Publié dans #Le piano sans peur

Publié le 21 Mai 2013

Steffen Schleiermacher - British !

  

Né en 1960, ce pianiste et compositeur formé à l'Académie de musique Felix Mendelssohn Bartholdy de Leipzig est évidemment à sa place dans ces colonnes. Son abondante production discographique ne comporte-t-elle pas des intégrales ou quasi intégrales de compositeurs comme Morton Feldman, John Cage, Erik Satie, des incursions significatives dans les œuvres de Philip Glass, Terry Riley et bien d'autres figures importantes de la musique d'aujourd'hui ? Steffen Schleiermacher est donc un fouineur, un défricheur comme je les aime, grâce auquel on fait de belles découvertes...que je tente de vous faire partager. Il dirige aussi l'Ensemble Avant-Garde, formation à géométrie variable tournée vers la musique de chambre du XXe siècle et de notre temps.  

   Parmi sa discographie antérieure, à signaler son interprétation des "Keyboard studies 1 & 2" de Terry Riley, accompagnées d'une composition personnelle superbe, "Hommage à RILEY - REICHlich verGLASS" (je respecte la typographie du titre - ce qui va bientôt tenir de la prouesse si les éditeurs de texte sur Internet continuent de s'appauvrir...). Je place la couverture et les références en bas de l'article.

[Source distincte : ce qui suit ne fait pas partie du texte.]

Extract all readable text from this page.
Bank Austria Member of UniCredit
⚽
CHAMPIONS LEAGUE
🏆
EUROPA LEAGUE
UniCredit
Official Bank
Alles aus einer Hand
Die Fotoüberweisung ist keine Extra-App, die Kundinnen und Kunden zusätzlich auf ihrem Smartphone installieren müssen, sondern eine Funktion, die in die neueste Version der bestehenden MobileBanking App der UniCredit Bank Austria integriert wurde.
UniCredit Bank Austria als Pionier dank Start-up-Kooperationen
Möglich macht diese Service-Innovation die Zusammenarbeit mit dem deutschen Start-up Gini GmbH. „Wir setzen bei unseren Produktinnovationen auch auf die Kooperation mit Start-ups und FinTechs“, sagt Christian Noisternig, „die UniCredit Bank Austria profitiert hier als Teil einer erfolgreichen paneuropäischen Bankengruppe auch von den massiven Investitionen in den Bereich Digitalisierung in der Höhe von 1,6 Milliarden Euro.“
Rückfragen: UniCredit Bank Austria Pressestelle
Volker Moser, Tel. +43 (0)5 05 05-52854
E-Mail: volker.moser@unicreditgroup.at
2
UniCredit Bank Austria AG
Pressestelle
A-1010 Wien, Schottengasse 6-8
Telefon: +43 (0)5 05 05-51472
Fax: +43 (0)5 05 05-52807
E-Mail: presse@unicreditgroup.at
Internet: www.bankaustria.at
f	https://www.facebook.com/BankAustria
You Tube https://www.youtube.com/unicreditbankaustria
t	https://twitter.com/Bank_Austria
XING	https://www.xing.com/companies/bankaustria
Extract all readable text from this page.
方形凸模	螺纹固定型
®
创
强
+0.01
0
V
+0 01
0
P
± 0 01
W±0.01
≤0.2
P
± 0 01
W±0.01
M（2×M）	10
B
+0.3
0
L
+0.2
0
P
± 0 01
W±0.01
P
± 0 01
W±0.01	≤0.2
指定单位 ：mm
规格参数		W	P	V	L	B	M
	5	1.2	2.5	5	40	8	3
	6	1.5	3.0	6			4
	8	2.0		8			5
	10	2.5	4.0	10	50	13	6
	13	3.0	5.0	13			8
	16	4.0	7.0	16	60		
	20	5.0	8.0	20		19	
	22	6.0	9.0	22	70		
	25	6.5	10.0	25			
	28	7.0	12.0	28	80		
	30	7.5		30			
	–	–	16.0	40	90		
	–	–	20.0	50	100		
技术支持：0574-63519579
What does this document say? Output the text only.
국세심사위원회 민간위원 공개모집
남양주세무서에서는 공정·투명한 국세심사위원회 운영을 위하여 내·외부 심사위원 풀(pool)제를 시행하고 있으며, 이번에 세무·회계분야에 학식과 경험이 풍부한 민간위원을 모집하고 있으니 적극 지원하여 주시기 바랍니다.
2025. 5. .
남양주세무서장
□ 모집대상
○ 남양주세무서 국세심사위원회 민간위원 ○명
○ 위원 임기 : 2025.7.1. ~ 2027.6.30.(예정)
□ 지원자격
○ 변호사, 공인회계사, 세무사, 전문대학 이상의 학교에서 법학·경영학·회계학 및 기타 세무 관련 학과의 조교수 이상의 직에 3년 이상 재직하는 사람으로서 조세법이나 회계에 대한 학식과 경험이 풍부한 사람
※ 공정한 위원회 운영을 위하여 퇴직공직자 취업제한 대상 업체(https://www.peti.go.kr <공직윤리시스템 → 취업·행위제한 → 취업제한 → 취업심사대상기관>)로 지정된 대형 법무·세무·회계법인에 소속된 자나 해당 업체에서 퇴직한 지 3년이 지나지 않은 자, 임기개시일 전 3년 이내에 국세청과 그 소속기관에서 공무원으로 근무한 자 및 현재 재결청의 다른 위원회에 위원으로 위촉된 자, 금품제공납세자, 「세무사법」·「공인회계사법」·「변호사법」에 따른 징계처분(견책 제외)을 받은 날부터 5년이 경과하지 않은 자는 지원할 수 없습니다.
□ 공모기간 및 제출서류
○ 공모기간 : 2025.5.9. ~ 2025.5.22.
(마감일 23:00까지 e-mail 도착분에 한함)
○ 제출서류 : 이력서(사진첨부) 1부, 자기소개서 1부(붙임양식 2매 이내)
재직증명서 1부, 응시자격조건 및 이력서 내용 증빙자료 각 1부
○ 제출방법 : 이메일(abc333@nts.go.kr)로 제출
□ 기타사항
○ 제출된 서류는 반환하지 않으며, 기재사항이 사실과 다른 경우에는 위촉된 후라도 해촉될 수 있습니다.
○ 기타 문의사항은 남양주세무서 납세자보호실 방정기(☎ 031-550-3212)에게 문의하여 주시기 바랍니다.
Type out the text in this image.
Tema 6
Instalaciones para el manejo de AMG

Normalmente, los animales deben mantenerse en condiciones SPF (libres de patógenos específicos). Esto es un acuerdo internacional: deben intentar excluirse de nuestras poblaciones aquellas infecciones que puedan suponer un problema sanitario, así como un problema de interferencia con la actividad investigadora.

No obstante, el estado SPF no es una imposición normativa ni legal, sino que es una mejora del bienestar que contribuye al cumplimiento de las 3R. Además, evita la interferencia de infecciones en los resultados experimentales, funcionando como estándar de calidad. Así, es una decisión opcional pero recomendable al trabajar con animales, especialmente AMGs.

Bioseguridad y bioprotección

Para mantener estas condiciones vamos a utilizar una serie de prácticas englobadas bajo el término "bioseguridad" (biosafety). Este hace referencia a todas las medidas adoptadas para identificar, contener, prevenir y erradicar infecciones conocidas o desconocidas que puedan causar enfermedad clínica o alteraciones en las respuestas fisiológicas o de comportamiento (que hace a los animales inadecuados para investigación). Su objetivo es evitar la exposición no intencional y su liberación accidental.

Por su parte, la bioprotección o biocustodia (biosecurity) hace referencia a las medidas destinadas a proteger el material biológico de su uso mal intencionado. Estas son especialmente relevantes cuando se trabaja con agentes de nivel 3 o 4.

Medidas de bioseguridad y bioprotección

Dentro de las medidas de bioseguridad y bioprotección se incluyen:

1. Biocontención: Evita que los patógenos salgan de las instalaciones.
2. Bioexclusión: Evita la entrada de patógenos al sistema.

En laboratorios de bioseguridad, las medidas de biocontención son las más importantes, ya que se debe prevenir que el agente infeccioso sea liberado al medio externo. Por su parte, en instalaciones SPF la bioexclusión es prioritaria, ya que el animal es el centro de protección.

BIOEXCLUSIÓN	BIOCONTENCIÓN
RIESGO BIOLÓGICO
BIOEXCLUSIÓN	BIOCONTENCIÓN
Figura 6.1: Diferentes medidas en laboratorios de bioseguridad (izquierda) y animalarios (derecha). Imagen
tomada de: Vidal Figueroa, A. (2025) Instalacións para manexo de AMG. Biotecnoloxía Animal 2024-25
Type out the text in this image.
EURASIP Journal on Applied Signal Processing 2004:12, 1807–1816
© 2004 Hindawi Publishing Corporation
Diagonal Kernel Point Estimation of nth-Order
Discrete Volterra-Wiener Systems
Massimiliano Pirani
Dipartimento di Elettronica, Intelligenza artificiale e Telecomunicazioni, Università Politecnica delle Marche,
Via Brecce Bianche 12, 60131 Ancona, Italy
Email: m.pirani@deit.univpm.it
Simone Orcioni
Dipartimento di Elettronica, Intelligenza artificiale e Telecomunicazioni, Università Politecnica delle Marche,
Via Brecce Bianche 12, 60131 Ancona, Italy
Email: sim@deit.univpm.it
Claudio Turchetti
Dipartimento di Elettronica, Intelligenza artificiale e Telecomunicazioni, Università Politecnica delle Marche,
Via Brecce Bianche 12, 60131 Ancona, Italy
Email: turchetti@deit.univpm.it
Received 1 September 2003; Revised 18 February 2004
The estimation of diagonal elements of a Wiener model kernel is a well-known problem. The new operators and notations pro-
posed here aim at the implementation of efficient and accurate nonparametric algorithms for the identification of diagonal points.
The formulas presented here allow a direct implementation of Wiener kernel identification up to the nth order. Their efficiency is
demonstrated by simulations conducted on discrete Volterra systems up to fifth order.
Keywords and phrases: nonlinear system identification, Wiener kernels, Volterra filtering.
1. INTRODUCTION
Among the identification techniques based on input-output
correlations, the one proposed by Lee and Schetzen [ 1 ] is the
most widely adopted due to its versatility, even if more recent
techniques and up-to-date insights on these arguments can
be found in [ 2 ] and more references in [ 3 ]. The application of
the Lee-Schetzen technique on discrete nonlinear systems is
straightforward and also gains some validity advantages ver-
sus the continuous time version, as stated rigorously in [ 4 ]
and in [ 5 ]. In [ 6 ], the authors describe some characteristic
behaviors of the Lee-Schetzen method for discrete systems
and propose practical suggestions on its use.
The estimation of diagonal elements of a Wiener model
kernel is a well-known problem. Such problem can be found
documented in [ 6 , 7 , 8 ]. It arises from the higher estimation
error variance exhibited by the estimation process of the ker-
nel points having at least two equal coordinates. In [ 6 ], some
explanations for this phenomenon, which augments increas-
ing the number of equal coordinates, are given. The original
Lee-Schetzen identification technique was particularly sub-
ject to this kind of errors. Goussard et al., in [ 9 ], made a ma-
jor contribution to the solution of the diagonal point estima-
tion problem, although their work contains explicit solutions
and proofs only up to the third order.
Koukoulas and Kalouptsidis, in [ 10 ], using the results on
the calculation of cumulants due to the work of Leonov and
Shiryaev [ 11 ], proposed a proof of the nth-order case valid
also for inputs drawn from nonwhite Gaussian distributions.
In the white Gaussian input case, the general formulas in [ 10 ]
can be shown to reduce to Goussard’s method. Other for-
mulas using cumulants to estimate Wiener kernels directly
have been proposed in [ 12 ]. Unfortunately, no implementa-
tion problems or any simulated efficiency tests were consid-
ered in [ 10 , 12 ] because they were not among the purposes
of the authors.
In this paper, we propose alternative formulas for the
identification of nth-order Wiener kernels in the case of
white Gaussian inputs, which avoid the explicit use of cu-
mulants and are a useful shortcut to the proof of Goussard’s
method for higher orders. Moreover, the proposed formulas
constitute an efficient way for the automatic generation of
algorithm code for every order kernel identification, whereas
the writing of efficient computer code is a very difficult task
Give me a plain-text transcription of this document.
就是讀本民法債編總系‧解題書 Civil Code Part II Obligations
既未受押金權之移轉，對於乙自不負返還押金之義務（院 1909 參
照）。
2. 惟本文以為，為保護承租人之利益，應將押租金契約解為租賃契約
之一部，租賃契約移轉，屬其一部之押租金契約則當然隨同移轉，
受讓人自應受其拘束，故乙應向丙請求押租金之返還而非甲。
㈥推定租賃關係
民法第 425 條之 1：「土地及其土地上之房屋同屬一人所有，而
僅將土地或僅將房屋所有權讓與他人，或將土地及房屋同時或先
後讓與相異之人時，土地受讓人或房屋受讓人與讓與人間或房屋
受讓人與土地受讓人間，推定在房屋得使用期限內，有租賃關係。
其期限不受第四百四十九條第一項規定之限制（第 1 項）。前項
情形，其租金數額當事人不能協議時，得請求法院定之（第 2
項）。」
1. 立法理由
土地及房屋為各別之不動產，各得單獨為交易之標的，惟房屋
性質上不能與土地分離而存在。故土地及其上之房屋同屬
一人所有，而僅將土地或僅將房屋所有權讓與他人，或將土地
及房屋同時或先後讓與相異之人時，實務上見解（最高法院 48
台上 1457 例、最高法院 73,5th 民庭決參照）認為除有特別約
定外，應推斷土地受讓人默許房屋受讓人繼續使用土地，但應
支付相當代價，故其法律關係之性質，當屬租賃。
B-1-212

    Venons-en à British ! . Nous sommes avertis : le pianiste allemand avoue son ignorance au sujet de la Grande-Bretagne et des Anglais. Il signale aussi le rôle relativement mineur que l'on accorde assez généralement aux compositeurs britanniques dans les musiques nouvelles. Mais il a été fasciné par le refus radical de certains compositeurs britanniques à l'égard de la virtuosité, d'un art de la composition "traditionnel" et par les partitions d'Howard Skempton, Richard Emsley ou Laurence Crane, devant lesquelles sa première réaction fut : « Mais ce n'est pas comme cela qu'on compose ! » D'où ce disque !!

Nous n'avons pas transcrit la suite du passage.